Friday, August 31, 2012

i live here.


 It is no longer something talked about across the dinner table. It has left the category of a prospect and has shifted to reality. I live in New York City. I hear the sounds of sirens down on 34th while I am trying to fall asleep. I wake up to two roommates milling about in our quaint apartment. Personal space has been reduced to my person and that includes being on the streets of Manhattan.
  The question that often comes to mind when speaking to new classmates is, "Did you ever think you would end up in New York City?" I presume it surfaces due to the fact that I scarcely thought of this city, apart from a visit at Christmas time, as a place to call home. Home is more of a sacred term these days. Not to say that the city lacks charm, in many ways I enjoy it. There is just something about those people you love. Without even speaking you are confident of the way they value you. I know full well I am supported. Support just tends to come in the form of phone calls and skype sessions as opposed to hugs and the physical presence.
  In a city stuffed with millions of people from every walk of life, it amazes me how lonely one can feel.  Tears have flooded and fallen from my eyes more than once in this past week. In some moments I have verbally asked myself, "What am I doing here?" It is about an eternal perspective. It is about learning what it is like to trust the Lord when my bank account looks the way it does. If for nothing other than becoming a stronger woman of God, it would be enough.
  I made the mistake of asking the Lord to "do big things" in my life. That is a silly statement.
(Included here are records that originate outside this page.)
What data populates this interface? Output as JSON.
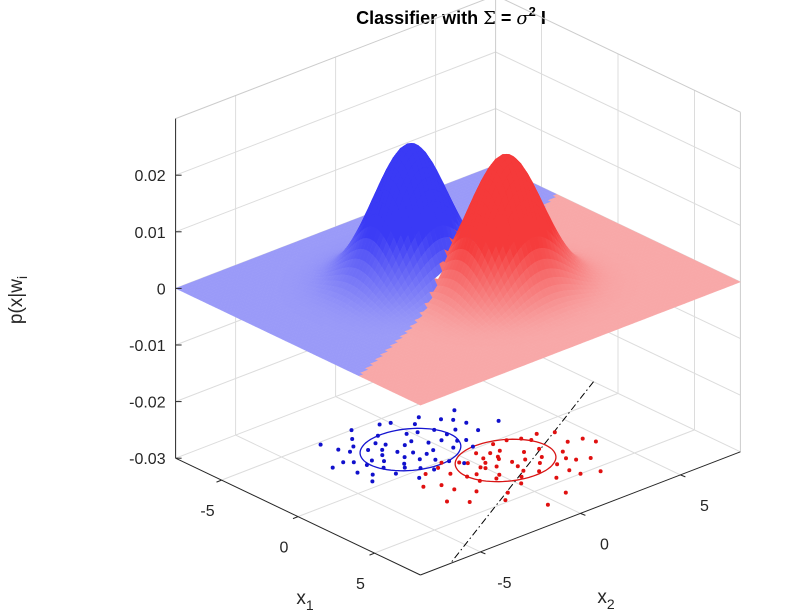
{
  "chart_data": {
    "type": "surface",
    "title_parts": {
      "prefix": "Classifier with ",
      "sigma_upper": "Σ",
      "equals": " = ",
      "sigma_lower": "σ",
      "superscript": "2",
      "suffix": " I"
    },
    "xlabel": {
      "base": "x",
      "sub": "1"
    },
    "ylabel": {
      "base": "x",
      "sub": "2"
    },
    "zlabel": {
      "base": "p(x|w",
      "sub": "i"
    },
    "xlim": [
      -8,
      8
    ],
    "ylim": [
      -8,
      8
    ],
    "zlim": [
      -0.03,
      0.03
    ],
    "x_ticks": [
      {
        "value": -5,
        "label": "-5"
      },
      {
        "value": 0,
        "label": "0"
      },
      {
        "value": 5,
        "label": "5"
      }
    ],
    "y_ticks": [
      {
        "value": -5,
        "label": "-5"
      },
      {
        "value": 0,
        "label": "0"
      },
      {
        "value": 5,
        "label": "5"
      }
    ],
    "z_ticks": [
      {
        "value": -0.03,
        "label": "-0.03"
      },
      {
        "value": -0.02,
        "label": "-0.02"
      },
      {
        "value": -0.01,
        "label": "-0.01"
      },
      {
        "value": 0,
        "label": "0"
      },
      {
        "value": 0.01,
        "label": "0.01"
      },
      {
        "value": 0.02,
        "label": "0.02"
      }
    ],
    "grid": true,
    "classes": [
      {
        "mean": [
          -1.8,
          -1.0
        ],
        "sigma": 1.5,
        "peak": 0.024,
        "surface_color": "#3a3af5",
        "light_color": "#9a9af8",
        "point_color": "#1010cc",
        "contour_color": "#1515d0"
      },
      {
        "mean": [
          1.8,
          1.0
        ],
        "sigma": 1.5,
        "peak": 0.024,
        "surface_color": "#f53a3a",
        "light_color": "#f8a8a8",
        "point_color": "#e01010",
        "contour_color": "#d81515"
      }
    ],
    "contour_radius": 2.0,
    "decision_boundary": {
      "from": [
        -1.6,
        8
      ],
      "to": [
        8,
        -6.5
      ],
      "style": "dash-dot",
      "color": "#000000"
    },
    "samples": {
      "blue": [
        [
          -3.4,
          -2.8
        ],
        [
          -2.9,
          -1.4
        ],
        [
          -3.1,
          -0.2
        ],
        [
          -2.2,
          -2.1
        ],
        [
          -1.4,
          -1.6
        ],
        [
          -2.6,
          0.8
        ],
        [
          -1.1,
          -0.4
        ],
        [
          -3.8,
          -1.1
        ],
        [
          -0.6,
          -2.2
        ],
        [
          -1.9,
          -3.1
        ],
        [
          -0.3,
          -0.9
        ],
        [
          -2.4,
          -0.5
        ],
        [
          -1.6,
          0.4
        ],
        [
          -3.2,
          1.6
        ],
        [
          -0.9,
          1.1
        ],
        [
          -4.3,
          -2.0
        ],
        [
          -2.8,
          -3.6
        ],
        [
          -1.2,
          -2.8
        ],
        [
          -0.1,
          -1.8
        ],
        [
          -2.0,
          1.4
        ],
        [
          -3.6,
          0.6
        ],
        [
          -1.5,
          -1.1
        ],
        [
          -4.6,
          -0.4
        ],
        [
          -0.7,
          0.3
        ],
        [
          -2.6,
          -1.8
        ],
        [
          -1.0,
          -3.5
        ],
        [
          -3.0,
          -2.2
        ],
        [
          -1.8,
          -0.1
        ],
        [
          -2.2,
          2.1
        ],
        [
          0.2,
          -0.6
        ],
        [
          -3.9,
          -3.0
        ],
        [
          -0.4,
          -2.8
        ],
        [
          -1.3,
          2.0
        ],
        [
          -2.9,
          0.2
        ],
        [
          -1.7,
          -2.4
        ],
        [
          -4.0,
          1.1
        ],
        [
          -0.8,
          -1.3
        ],
        [
          -2.3,
          -0.9
        ],
        [
          0.4,
          -1.5
        ],
        [
          -3.3,
          -1.6
        ],
        [
          -1.1,
          0.8
        ],
        [
          -2.7,
          -4.2
        ],
        [
          -5.0,
          -1.5
        ],
        [
          -2.0,
          -1.5
        ],
        [
          -0.5,
          -3.9
        ],
        [
          -1.4,
          3.1
        ],
        [
          -3.5,
          2.5
        ],
        [
          0.6,
          -2.4
        ],
        [
          -2.1,
          -2.7
        ],
        [
          -4.4,
          0.0
        ],
        [
          -1.0,
          -0.8
        ],
        [
          -0.2,
          0.9
        ],
        [
          -3.7,
          -2.4
        ],
        [
          -1.9,
          0.9
        ],
        [
          -2.5,
          -3.3
        ],
        [
          0.8,
          -0.3
        ],
        [
          -4.8,
          -3.2
        ],
        [
          -1.6,
          -3.8
        ],
        [
          -2.8,
          1.9
        ],
        [
          -0.9,
          -2.0
        ]
      ],
      "red": [
        [
          1.4,
          0.3
        ],
        [
          2.3,
          1.6
        ],
        [
          0.6,
          -0.4
        ],
        [
          3.1,
          0.9
        ],
        [
          1.9,
          2.6
        ],
        [
          2.6,
          -0.9
        ],
        [
          0.9,
          1.4
        ],
        [
          3.6,
          2.2
        ],
        [
          1.2,
          -1.3
        ],
        [
          2.0,
          0.4
        ],
        [
          4.0,
          0.1
        ],
        [
          0.3,
          2.2
        ],
        [
          2.8,
          3.1
        ],
        [
          1.6,
          -0.1
        ],
        [
          3.3,
          -1.6
        ],
        [
          0.4,
          0.6
        ],
        [
          2.1,
          1.1
        ],
        [
          4.6,
          1.4
        ],
        [
          1.0,
          2.9
        ],
        [
          2.5,
          -2.1
        ],
        [
          3.8,
          3.0
        ],
        [
          0.1,
          -0.9
        ],
        [
          1.8,
          -2.2
        ],
        [
          3.0,
          1.8
        ],
        [
          4.3,
          -0.8
        ],
        [
          1.3,
          1.0
        ],
        [
          2.6,
          2.2
        ],
        [
          0.7,
          3.4
        ],
        [
          3.5,
          0.5
        ],
        [
          1.9,
          -1.0
        ],
        [
          5.0,
          2.3
        ],
        [
          0.5,
          -2.0
        ],
        [
          2.2,
          3.8
        ],
        [
          3.9,
          -2.4
        ],
        [
          1.5,
          0.9
        ],
        [
          2.9,
          -0.3
        ],
        [
          0.2,
          1.6
        ],
        [
          4.1,
          3.5
        ],
        [
          1.7,
          2.0
        ],
        [
          3.2,
          -3.0
        ],
        [
          6.0,
          0.8
        ],
        [
          2.4,
          4.4
        ],
        [
          0.9,
          -0.2
        ],
        [
          4.8,
          -1.3
        ],
        [
          1.1,
          4.0
        ],
        [
          3.6,
          1.3
        ],
        [
          2.7,
          0.0
        ],
        [
          0.6,
          2.7
        ],
        [
          5.4,
          3.0
        ],
        [
          1.4,
          -2.8
        ],
        [
          2.0,
          -0.6
        ],
        [
          4.4,
          2.2
        ],
        [
          0.8,
          1.0
        ],
        [
          3.0,
          4.6
        ],
        [
          6.4,
          -0.4
        ],
        [
          1.8,
          0.0
        ],
        [
          2.6,
          1.0
        ],
        [
          1.0,
          0.5
        ],
        [
          3.4,
          2.8
        ],
        [
          0.4,
          -1.3
        ]
      ]
    }
  }
}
Walking with the Lord for a while now, I know that asking the Lord for big things merely gives Him the opportunity to show His faithfulness to His children in a unique way. Apparently, not everyone in New York City is living by faith, believing the Lord to provide for his or her schooling; it just so happens to be the path I am traversing. If I believe that my God is the "God of the impossible," then I can continue to trust that not one thing I step into is too much for Him to handle. It's a journey, a precious one that can be robbed of its pleasure if we aren't careful.